Éditorial

 

Aléas climatiques

Il pleut, il vente, il neige… Ces temps derniers, la France n’est pas épargnée par des épisodes météorologiques violents et dévastateurs. Le climat se dérègle et ces phénomènes que l’on pensait réservés à des contrées lointaines, sans nous sentir toujours directement concernés, frappent à nos portes. Juliette, informée de ces événements a tenu à nous faire part de son soutien :

« Tout d’abord, je présente, au nom de notre association NY AINA, la compassion aux douleurs des dégâts causés par l’inondation à tous ceux qui ont perdu des êtres chers, des maisons avec leurs biens matériels. Et je salue les sauveteurs, l’entraide des habitants aux sinistrés. Nous sommes vraiment impuissantes durant le cataclysme naturel. »

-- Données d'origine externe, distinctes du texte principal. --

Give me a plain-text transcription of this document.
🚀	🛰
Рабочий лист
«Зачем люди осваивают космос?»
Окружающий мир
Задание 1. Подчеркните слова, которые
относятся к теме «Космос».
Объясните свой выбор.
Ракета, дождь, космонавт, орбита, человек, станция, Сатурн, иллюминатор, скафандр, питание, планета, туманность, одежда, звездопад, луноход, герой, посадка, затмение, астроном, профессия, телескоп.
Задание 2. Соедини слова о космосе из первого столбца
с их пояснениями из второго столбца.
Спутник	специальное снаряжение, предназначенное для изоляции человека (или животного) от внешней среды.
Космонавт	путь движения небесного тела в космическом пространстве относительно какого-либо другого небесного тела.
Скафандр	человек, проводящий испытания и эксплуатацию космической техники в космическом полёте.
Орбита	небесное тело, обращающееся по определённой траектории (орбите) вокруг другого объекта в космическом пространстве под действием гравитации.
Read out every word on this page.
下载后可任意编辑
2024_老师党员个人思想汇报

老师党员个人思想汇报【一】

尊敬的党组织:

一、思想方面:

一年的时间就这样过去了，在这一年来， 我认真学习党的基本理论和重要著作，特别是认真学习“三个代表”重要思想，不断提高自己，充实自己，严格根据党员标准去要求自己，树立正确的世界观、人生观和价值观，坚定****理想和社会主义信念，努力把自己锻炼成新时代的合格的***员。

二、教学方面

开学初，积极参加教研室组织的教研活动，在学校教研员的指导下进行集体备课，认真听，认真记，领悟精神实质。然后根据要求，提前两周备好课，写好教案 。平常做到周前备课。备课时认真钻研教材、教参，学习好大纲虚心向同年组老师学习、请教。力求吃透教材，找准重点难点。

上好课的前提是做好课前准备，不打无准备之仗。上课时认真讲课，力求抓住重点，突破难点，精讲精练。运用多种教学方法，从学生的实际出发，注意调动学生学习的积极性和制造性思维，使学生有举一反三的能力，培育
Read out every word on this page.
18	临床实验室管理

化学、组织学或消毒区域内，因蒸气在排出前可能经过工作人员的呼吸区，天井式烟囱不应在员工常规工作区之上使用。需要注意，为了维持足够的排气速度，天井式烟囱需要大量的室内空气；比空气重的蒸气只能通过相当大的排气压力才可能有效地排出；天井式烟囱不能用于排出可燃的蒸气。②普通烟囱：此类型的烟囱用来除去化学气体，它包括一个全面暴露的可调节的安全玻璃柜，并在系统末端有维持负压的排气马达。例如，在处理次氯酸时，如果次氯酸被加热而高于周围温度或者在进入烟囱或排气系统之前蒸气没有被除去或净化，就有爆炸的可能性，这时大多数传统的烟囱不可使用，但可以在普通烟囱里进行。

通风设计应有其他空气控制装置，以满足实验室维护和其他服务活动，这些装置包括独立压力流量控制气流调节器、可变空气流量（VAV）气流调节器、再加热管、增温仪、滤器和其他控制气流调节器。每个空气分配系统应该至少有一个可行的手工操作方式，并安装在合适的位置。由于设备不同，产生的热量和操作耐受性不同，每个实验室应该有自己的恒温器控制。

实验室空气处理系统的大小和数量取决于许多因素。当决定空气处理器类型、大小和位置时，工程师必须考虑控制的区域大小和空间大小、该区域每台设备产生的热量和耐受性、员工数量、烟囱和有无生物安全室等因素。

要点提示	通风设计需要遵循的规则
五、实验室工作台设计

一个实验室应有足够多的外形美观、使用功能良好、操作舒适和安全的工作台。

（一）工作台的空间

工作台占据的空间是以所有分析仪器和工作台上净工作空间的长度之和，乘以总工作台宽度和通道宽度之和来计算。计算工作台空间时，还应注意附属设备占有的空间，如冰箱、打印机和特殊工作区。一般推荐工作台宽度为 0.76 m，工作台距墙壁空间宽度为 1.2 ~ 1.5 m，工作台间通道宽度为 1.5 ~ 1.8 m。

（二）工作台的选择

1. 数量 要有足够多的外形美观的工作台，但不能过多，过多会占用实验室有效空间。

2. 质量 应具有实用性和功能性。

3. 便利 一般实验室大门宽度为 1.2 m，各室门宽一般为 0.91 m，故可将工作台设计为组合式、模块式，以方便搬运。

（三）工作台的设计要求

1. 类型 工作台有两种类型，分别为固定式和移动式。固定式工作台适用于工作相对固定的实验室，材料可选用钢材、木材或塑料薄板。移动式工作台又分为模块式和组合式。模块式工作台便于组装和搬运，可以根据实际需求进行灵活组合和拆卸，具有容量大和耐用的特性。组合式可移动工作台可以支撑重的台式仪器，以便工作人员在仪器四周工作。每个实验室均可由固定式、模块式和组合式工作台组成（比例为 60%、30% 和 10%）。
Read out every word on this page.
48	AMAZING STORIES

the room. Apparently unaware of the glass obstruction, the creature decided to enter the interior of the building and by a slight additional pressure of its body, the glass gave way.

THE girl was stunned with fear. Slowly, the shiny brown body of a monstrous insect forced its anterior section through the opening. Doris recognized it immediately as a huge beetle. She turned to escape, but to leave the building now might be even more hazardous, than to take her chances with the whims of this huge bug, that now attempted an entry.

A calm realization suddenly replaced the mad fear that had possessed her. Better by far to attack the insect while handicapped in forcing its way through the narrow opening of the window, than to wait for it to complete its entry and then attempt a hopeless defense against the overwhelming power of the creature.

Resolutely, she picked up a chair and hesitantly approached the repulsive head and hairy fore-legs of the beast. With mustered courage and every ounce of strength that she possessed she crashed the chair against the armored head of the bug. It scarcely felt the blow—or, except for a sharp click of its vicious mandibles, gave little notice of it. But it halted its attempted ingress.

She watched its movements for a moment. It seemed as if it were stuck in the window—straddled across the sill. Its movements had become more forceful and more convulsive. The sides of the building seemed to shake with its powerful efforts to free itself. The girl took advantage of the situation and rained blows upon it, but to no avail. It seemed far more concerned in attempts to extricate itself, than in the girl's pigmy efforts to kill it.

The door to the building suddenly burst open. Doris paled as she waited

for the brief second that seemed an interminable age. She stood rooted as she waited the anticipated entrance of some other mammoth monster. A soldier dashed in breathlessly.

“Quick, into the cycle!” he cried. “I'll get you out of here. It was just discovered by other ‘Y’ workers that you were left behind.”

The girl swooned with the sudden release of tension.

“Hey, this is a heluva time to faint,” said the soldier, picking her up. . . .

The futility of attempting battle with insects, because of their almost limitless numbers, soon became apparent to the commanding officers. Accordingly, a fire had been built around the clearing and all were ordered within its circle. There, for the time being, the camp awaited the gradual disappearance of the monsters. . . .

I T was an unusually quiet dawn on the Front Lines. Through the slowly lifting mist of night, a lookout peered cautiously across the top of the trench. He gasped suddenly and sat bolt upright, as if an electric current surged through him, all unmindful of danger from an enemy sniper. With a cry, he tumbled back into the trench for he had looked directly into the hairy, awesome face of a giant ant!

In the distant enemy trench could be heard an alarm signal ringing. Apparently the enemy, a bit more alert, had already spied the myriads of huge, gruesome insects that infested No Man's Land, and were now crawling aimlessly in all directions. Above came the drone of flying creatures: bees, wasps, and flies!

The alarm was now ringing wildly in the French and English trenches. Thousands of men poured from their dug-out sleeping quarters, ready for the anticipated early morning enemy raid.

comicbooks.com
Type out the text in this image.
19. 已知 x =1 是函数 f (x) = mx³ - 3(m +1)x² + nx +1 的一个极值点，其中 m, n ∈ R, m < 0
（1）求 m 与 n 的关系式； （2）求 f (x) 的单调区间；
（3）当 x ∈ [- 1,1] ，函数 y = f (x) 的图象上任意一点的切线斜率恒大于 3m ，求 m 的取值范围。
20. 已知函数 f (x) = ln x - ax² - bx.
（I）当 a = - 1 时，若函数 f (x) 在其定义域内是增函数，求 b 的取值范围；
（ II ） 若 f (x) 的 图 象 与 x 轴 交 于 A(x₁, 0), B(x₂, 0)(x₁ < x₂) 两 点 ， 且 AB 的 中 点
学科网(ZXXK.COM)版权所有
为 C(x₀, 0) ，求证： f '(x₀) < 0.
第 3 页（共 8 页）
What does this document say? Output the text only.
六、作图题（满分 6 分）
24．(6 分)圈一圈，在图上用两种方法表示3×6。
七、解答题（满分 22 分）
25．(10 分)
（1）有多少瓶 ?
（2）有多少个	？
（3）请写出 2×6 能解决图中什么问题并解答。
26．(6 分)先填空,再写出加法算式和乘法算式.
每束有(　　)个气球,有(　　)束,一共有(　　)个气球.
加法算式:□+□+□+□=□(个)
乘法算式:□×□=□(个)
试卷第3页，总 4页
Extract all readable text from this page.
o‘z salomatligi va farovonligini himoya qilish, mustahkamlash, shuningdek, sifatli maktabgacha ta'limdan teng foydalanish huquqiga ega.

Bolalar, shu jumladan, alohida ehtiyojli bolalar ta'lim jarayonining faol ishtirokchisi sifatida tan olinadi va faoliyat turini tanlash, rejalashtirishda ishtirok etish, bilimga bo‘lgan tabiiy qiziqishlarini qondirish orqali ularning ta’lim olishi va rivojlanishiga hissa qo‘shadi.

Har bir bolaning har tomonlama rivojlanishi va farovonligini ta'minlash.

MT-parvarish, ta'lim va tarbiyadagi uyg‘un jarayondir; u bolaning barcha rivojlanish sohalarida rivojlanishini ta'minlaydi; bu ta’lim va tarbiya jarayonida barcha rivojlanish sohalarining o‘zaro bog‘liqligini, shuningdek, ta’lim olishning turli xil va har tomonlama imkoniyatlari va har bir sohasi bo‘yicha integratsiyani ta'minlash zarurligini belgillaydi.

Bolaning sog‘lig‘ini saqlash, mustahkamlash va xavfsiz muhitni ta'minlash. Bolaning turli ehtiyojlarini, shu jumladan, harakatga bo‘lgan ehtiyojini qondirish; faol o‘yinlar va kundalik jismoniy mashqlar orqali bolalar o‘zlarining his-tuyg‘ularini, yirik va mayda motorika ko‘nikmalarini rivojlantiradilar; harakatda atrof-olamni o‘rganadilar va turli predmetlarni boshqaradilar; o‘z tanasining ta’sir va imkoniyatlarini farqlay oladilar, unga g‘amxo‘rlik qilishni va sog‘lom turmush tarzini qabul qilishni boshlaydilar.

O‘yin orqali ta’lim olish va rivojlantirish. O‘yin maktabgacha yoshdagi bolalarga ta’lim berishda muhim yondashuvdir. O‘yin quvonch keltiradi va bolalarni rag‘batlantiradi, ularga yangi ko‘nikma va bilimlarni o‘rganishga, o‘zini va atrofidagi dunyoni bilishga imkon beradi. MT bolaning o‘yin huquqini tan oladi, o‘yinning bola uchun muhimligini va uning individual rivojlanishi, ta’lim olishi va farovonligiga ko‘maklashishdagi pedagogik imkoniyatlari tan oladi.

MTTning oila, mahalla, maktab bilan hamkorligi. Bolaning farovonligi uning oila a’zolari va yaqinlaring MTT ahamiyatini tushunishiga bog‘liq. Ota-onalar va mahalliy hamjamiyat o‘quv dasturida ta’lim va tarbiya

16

Juliette sait de quoi elle parle, car la région de Tuléar est en proie à une sécheresse grandissante qui fragilise, ô combien, la situation déjà précaire des petits paysans. Le reste de la Grande Île n’est pas mieux loti avec le passage régulier de cyclones qui mettent à bas les cultures, lessivent les sols et ruinent les habitations, poussant les familles à partir vers la ville avec l’espoir d’améliorer leur sort…

Les campesinos andins connaissent eux aussi la sécheresse, l’érosion des sols et la déforestation, tandis que les habitants des bidonvilles de Lima, une ville où il ne pleut pour ainsi dire jamais, ont subi de violents orages qui ont transpercé leurs cahutes et provoqué des torrents de boue. Réchauffement climatique, dérèglement d’El Niño, les causes sont multiples, mais les désastres sont bel et bien là et il convient de s’engager dans une démarche réfléchie et respectueuse de l’environnement qui s’inscrive dans un développement durable.

Depuis quelque temps déjà, Partage sans Frontières accompagne des projets « agroécologiques » concrets, tant à Madagascar qu’en Bolivie. Ce n’est point là un effet de mode, mais une conscience aiguë de l’urgence de la situation. La biodiversité et l’agroforesterie sont au cœur des préoccupations quotidiennes des petits cultivateurs malgaches. Les Enfants de Madagascar ont ainsi favorisé la création de pépinières, avec l’achat de plants d’arbres forestiers et fruitiers pour lutter contre le déboisement dû au besoin de bois de chauffage, favoriser la biodiversité et enrichir l’alimentation des familles. Après des réunions de formation, d’échanges de pratiques et d’idées, chacun s’investit dans des plantations près des maisons ou un peu plus loin, en forêt. On favorise également la plantation de haies d’arbustes médicinaux, qui font office de protection en cas de cyclone. Point d’engrais chimique ni de pesticides, tous ces produits très nocifs à terme sont bien trop chers ! Les jeunes cultivateurs n’utilisent que des fertilisants naturels et pratiquent la technique du paillage pour économiser l’eau.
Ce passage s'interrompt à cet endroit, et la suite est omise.